CarCharging previously filed a provisional patent application for this innovative charging station.
Currently, with public charging, an EV begins to refuel as soon as its plugged into the EV charging station and the charging session is authorized. In instances where the EV is plugged in for long periods of time, such as overnight at multifamily or mixed-use properties, other EV drivers are unable to charge their cars. This can cause frustration for EV drivers, and limit the use and the earnings potential of the charging stations. Additionally, EV charging stations with two or more plugs, which are able to charge EVs simultaneously, can strain the energy grid.
By utilizing the toggle unit technology, the EV charging station will have the ability to charge multiple EVs successively without the insertion or removal of plugs during the charging process. This functionality improves the charging process for EV drivers; increases the number of cars that can utilize the EV charging station; reduces the potential strain on the energy grid; and reduces the EV service equipment, network, and energy costs.
CarCharging’s EV charging station technology with toggle unit optimizes the efficiency of the EV station through the use of a toggle unit, processor, and multiple plugs. The toggle unit activates the charging current from the charging station to the first of multiple plugs attached to the charging station.

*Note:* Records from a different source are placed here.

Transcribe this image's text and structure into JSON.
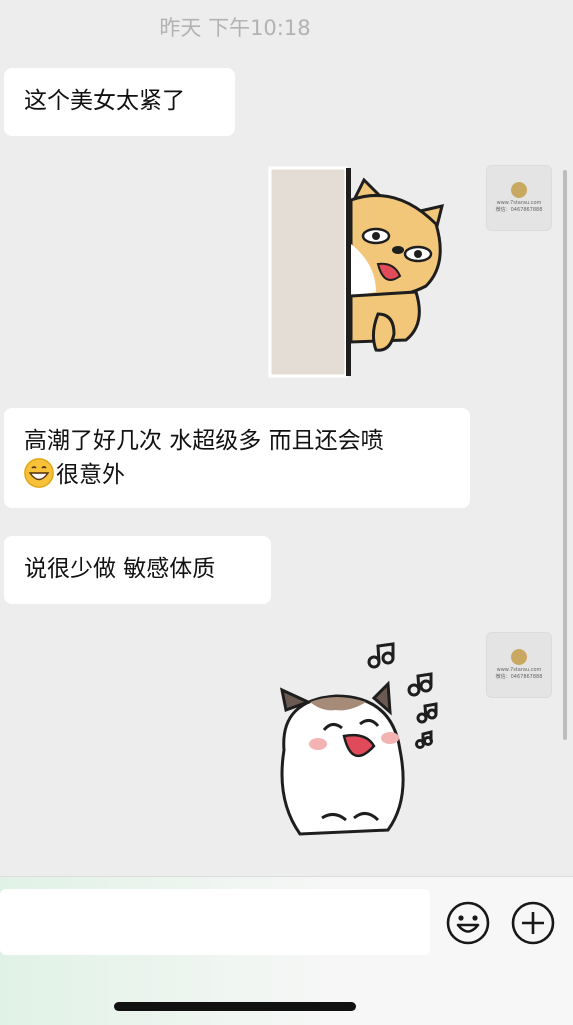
{
  "chat": {
    "timestamp": "昨天 下午10:18",
    "messages": [
      {
        "side": "left",
        "type": "text",
        "text": "这个美女太紧了"
      },
      {
        "side": "right",
        "type": "sticker",
        "sticker": "shiba-peeking-sticker"
      },
      {
        "side": "left",
        "type": "text",
        "text_line1": "高潮了好几次 水超级多 而且还会喷",
        "emoji": "grinning-face-emoji",
        "text_line2": "很意外"
      },
      {
        "side": "left",
        "type": "text",
        "text": "说很少做 敏感体质"
      },
      {
        "side": "right",
        "type": "sticker",
        "sticker": "laughing-cat-sticker"
      }
    ]
  },
  "avatar": {
    "site": "www.7starau.com",
    "phone": "微信：0467867888"
  },
  "input_bar": {
    "input_value": "",
    "emoji_icon": "smiley-icon",
    "add_icon": "plus-circle-icon"
  },
  "colors": {
    "background": "#ededed",
    "bubble": "#ffffff",
    "timestamp": "#b2b2b2"
  }
}
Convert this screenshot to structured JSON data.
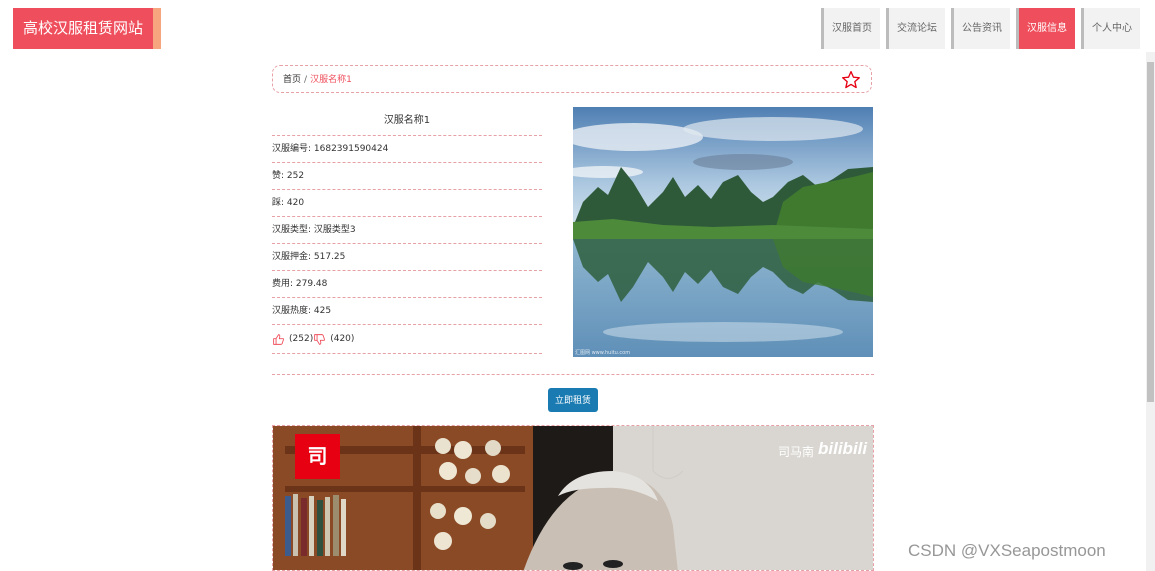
{
  "header": {
    "site_title": "高校汉服租赁网站",
    "nav": [
      "汉服首页",
      "交流论坛",
      "公告资讯",
      "汉服信息",
      "个人中心"
    ],
    "active_nav": "汉服信息",
    "accent_color": "#ef4f5c"
  },
  "breadcrumb": {
    "home": "首页",
    "separator": "/",
    "current": "汉服名称1"
  },
  "details": {
    "title": "汉服名称1",
    "rows": [
      "汉服编号: 1682391590424",
      "赞: 252",
      "踩: 420",
      "汉服类型: 汉服类型3",
      "汉服押金: 517.25",
      "费用: 279.48",
      "汉服热度: 425"
    ],
    "like_count": "(252)",
    "dislike_count": "(420)",
    "icons": [
      "thumb-up-icon",
      "thumb-down-icon",
      "star-icon"
    ]
  },
  "photo": {
    "caption": "汇图网 www.huitu.com"
  },
  "actions": {
    "rent_label": "立即租赁",
    "button_color": "#1a7bb3"
  },
  "video": {
    "uploader": "司马南",
    "platform": "bilibili",
    "logo_char": "司"
  },
  "watermark": "CSDN @VXSeapostmoon"
}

The processor detects when charging is complete, then deactivates the first plug, and activates the next plug. This process permits multiple EVs to plug into the station simultaneously and charge each EV as the current becomes available. This novel design also reduces the internal components of current EV charging stations, thereby reducing equipment and network costs.
CarCharging’s EV charging station technology with toggle unit will also include the ability to delay charging an EV to off-peak times without having to be physically present to initiate the charge, which could reduce the energy costs associated with charging.